The committee is taking letters from anyone — that is to say, any registered Democrats living in the district — who wants to be considered. The letters are due by Friday, and the committee will conduct public interviews on Aug. 17. No long primary campaigns to get through, no waiting for returns to come in.
It seems fair to point out that Schreiber himself was handpicked by the local committee.
Then-state Rep. Eugene DePasquale ran for the 95th in 2012, while he was also on the ballot for state auditor general. The Democratic and Republican committees picked their candidates after DePasquale assumed the state office in January 2013, and a special election was held during the primary election in May 2013, which Schreiber won. He then handily won re-election in 2014.
And in August 2006, DePasquale, then a deputy secretary with the state Department of Environmental Protection, was picked by the committee to replace Rep. Steve Stetler on the ballot for that general election.

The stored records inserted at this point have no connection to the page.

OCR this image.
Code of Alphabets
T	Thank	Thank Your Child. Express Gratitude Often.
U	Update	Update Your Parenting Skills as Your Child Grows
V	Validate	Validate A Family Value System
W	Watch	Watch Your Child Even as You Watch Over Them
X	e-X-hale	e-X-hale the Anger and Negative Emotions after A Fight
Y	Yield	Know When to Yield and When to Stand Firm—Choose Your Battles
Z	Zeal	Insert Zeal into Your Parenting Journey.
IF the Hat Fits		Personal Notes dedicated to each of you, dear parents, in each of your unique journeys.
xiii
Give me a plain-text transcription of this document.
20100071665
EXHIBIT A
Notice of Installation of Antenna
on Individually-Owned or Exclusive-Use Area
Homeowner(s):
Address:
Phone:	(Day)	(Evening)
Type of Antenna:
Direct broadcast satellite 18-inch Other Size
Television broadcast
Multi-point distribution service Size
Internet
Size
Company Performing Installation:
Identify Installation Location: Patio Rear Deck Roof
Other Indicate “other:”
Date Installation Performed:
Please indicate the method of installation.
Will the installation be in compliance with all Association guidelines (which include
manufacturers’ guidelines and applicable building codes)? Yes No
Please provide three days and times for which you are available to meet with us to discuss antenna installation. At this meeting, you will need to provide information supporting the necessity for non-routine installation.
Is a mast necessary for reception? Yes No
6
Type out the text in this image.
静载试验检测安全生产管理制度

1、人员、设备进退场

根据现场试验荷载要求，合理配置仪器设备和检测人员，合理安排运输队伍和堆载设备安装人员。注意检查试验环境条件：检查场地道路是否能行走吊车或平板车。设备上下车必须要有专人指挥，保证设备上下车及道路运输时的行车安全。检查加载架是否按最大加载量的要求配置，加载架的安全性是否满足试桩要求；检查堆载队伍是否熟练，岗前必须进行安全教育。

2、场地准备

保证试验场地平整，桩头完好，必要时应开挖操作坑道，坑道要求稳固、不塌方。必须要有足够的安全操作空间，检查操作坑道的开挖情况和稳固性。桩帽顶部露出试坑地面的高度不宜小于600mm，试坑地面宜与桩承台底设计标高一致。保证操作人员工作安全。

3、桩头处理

Stetler, who resigned the seat he had held since 1991 in September 2006 to become executive director of the Pennsylvania Economy League, went on to become the head of the state Department of Revenue in November 2008, then resigned that post in December 2009, hours before being charged with misusing public funds and state employees from 2002 to 2006, when he was head of the House Democratic Campaign Committee. He was found guilty of six felony offenses in June 2012 and sentenced to 14-48 months in jail. He was released last year.
The 95th District is heavily Democratic and last elected a Republican in the mid-'80s, so it's more than likely that whoever replaces Schreiber on the ballot will be heading to Harrisburg in January and staying in the seat pretty much as long as he or she wants.
It's a shame that person will be the third one in a row chosen by a handful of committee leaders rather than primary voters.